Nisreen Morqus, secrétaire générale du Mouvement des femmes démocrates d’Israël (connu sous l’acronyme hébreu « Tandi »), affilié aux communistes, considère que ces tensions font naturellement partie de la lutte commune et qu’elles refont surface à chaque escalade de la violence. « Les sentiments nationalistes peuvent prendre le pas sur les principes et l’idéologie que nous partageons », a-t-elle déclaré. « Lorsque cela se produit, nous devons entendre le point de vue de chacun·e. Mais nous devons également continuer à travailler pour influencer les politiques du gouvernement et la population. Pour cela, nous avons besoin d’une lutte commune, et non d’une lutte séparée ».

La lutte commune ne signifie pas qu’il faille s’associer à toutes les initiatives, a expliqué Shbita de Hadash ; les militant·es doivent plutôt discerner quand l’action commune est la plus stratégique.
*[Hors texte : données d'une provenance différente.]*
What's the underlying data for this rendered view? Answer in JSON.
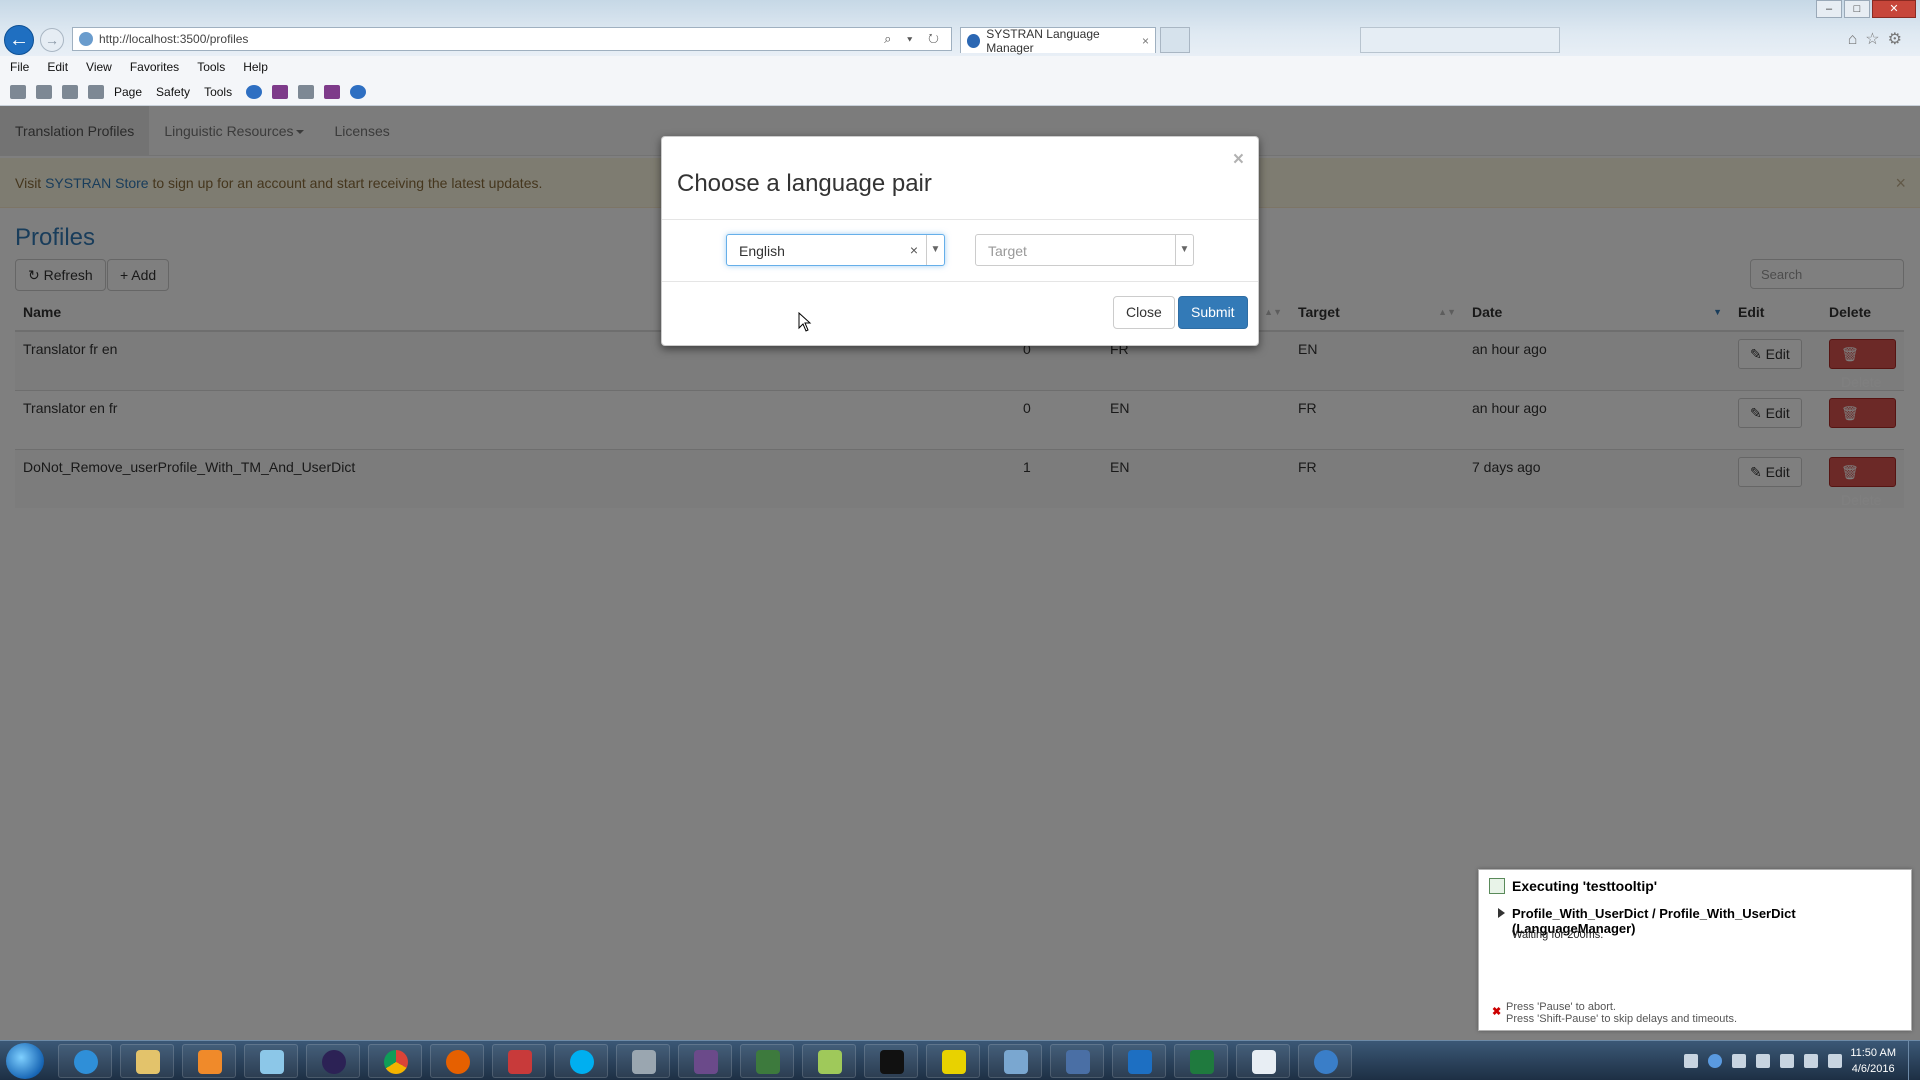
{
  "browser": {
    "url": "http://localhost:3500/profiles",
    "active_tab": "SYSTRAN Language Manager",
    "menu": [
      "File",
      "Edit",
      "View",
      "Favorites",
      "Tools",
      "Help"
    ],
    "cmd_page": "Page",
    "cmd_safety": "Safety",
    "cmd_tools": "Tools"
  },
  "nav": {
    "tabs": [
      "Translation Profiles",
      "Linguistic Resources",
      "Licenses"
    ]
  },
  "alert": {
    "prefix": "Visit ",
    "link": "SYSTRAN Store",
    "suffix": " to sign up for an account and start receiving the latest updates.",
    "close": "×"
  },
  "page": {
    "title": "Profiles",
    "refresh": "Refresh",
    "add": "Add",
    "search_placeholder": "Search"
  },
  "table": {
    "headers": {
      "name": "Name",
      "target": "Target",
      "date": "Date",
      "edit": "Edit",
      "delete": "Delete"
    },
    "rows": [
      {
        "name": "Translator fr en",
        "count": "0",
        "source": "FR",
        "target": "EN",
        "date": "an hour ago"
      },
      {
        "name": "Translator en fr",
        "count": "0",
        "source": "EN",
        "target": "FR",
        "date": "an hour ago"
      },
      {
        "name": "DoNot_Remove_userProfile_With_TM_And_UserDict",
        "count": "1",
        "source": "EN",
        "target": "FR",
        "date": "7 days ago"
      }
    ],
    "edit_label": "Edit",
    "delete_label": "Delete"
  },
  "modal": {
    "title": "Choose a language pair",
    "close_x": "×",
    "source_value": "English",
    "target_placeholder": "Target",
    "close_button": "Close",
    "submit_button": "Submit"
  },
  "tooltip": {
    "title": "Executing 'testtooltip'",
    "step": "Profile_With_UserDict / Profile_With_UserDict (LanguageManager)",
    "wait": "Waiting for 200ms.",
    "hint1": "Press 'Pause' to abort.",
    "hint2": "Press 'Shift-Pause' to skip delays and timeouts."
  },
  "taskbar": {
    "time": "11:50 AM",
    "date": "4/6/2016"
  },
  "colors": {
    "primary": "#337ab7",
    "danger": "#d9534f",
    "alert_bg": "#fcf8e3"
  }
}
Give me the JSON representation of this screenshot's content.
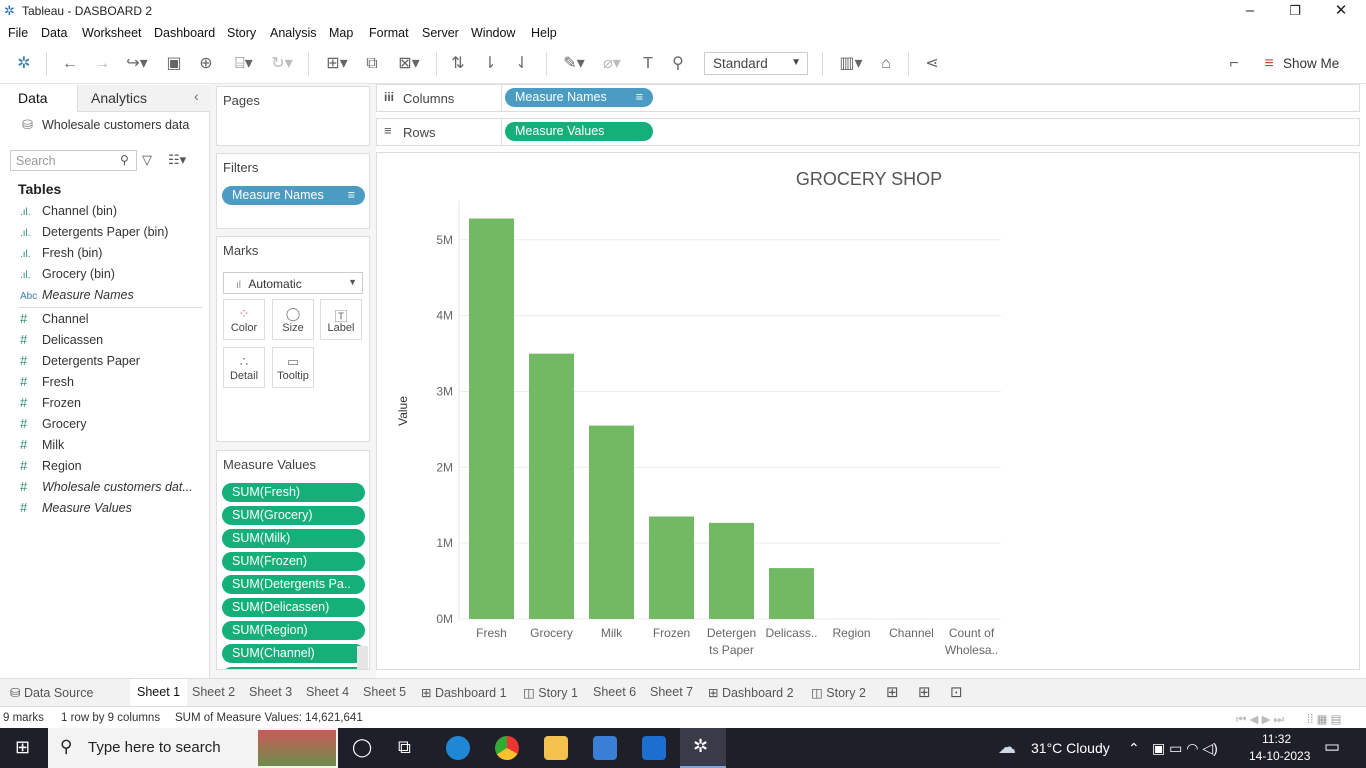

Pour Shbita, « les Arabes et les Juif·ves qui manifestent ensemble en public ont une valeur supplémentaire considérable ; les gens nous voient ensemble et ressentent de l’espoir ». Mais lors des élections municipales ou nationales, les partis judéo-arabes ont tendance à obtenir de moins bons résultats et sont confrontés à des obstacles politiques et bureaucratiques supplémentaires. Dans ce cas, il affirme qu’« une collaboration judéo-arabe trop étroite peut parfois s’avérer beaucoup moins efficace ».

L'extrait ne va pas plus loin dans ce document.